Risks and Complications
For low-risk patients undergoing isolated SAVR, the 30-day mortality rate is about 1.4%, based on data from the Society of Thoracic Surgeons national registry covering roughly one million procedures. The stroke rate during or shortly after surgery runs about 1.2% to 2.5%, depending on how stroke is defined and measured. Some studies using brain imaging after surgery have detected small, clinically silent strokes in a much higher percentage of patients, though these don’t cause noticeable symptoms.
Other potential complications include infection at the incision site or on the new valve, irregular heart rhythms (some patients need a permanent pacemaker afterward), bleeding requiring a return to the operating room, and kidney problems from the stress of the bypass machine. The risk profile increases for patients who are older, have other medical conditions, or need additional procedures during the same operation.
Recovery After SAVR
Most people spend about a week in the hospital after SAVR, with the first day or two in an intensive care unit. You’ll have a breathing tube when you wake up, which is typically removed within hours once you’re breathing well on your own. Chest tubes drain fluid from around the heart for the first few days.

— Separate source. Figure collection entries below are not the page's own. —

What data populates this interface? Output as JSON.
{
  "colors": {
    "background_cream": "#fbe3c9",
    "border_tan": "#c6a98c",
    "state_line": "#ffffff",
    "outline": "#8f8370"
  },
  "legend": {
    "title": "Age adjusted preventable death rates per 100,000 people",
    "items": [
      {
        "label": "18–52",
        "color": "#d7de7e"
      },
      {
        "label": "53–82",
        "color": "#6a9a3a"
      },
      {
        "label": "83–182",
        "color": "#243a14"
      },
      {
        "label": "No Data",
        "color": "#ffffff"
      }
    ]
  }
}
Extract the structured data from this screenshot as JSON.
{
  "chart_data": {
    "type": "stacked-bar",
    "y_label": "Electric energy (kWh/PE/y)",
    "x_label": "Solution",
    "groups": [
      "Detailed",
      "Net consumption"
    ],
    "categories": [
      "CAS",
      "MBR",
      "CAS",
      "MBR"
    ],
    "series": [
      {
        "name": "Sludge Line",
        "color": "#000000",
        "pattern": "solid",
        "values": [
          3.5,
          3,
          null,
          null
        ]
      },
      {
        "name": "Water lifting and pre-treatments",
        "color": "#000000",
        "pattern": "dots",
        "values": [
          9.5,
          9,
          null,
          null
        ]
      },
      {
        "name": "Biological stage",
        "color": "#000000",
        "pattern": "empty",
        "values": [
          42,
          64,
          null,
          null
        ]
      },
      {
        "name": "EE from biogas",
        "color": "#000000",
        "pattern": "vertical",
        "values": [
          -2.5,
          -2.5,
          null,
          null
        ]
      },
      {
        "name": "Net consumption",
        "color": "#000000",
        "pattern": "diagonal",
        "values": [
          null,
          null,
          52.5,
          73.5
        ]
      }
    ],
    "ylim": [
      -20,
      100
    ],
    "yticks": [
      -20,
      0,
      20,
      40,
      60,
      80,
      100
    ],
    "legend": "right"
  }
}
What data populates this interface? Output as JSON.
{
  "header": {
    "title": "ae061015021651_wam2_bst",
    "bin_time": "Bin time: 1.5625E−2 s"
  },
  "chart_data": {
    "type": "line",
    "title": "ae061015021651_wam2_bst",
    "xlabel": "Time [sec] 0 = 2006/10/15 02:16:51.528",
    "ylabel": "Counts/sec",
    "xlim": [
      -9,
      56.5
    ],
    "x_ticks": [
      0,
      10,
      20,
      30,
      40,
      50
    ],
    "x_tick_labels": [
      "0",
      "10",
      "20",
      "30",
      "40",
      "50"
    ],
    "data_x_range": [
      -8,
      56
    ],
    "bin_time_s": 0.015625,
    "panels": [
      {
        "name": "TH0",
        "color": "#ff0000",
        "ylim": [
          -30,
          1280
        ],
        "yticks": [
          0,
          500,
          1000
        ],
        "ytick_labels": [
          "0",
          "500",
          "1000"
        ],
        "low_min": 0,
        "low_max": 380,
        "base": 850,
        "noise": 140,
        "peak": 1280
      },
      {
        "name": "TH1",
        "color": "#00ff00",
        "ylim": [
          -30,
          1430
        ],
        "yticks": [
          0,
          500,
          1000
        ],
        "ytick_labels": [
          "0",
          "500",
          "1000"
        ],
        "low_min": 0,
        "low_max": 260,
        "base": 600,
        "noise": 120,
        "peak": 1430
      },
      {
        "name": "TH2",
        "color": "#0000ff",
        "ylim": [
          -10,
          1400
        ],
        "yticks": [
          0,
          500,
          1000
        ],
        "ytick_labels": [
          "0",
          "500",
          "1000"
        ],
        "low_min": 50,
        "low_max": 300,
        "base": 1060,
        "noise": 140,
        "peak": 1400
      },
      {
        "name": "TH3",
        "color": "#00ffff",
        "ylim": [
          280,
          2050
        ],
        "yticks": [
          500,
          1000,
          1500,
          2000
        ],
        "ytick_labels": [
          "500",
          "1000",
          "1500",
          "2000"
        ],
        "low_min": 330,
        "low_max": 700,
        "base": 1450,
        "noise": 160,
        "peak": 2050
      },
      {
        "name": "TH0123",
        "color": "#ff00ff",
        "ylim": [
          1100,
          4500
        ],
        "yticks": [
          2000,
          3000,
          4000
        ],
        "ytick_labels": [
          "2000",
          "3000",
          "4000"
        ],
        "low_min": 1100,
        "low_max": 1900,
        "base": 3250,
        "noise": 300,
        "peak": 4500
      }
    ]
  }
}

Full recovery takes one to three months for most people. The breastbone needs about six to eight weeks to heal, and during that time you’ll be told to avoid lifting anything heavy, driving, or pushing and pulling motions that stress the chest. Cardiac rehabilitation, a supervised exercise program, usually starts a few weeks after discharge and helps rebuild stamina gradually. Most people return to work within several weeks to a few months, depending on how physically demanding their job is.
If you received a mechanical valve, you’ll start warfarin in the hospital and continue it indefinitely. If you received a biological valve, you may take a blood thinner for a short period after surgery before transitioning off it. Either way, you’ll have regular follow-up appointments with echocardiograms to monitor how the new valve is functioning, typically annually once you’ve fully recovered.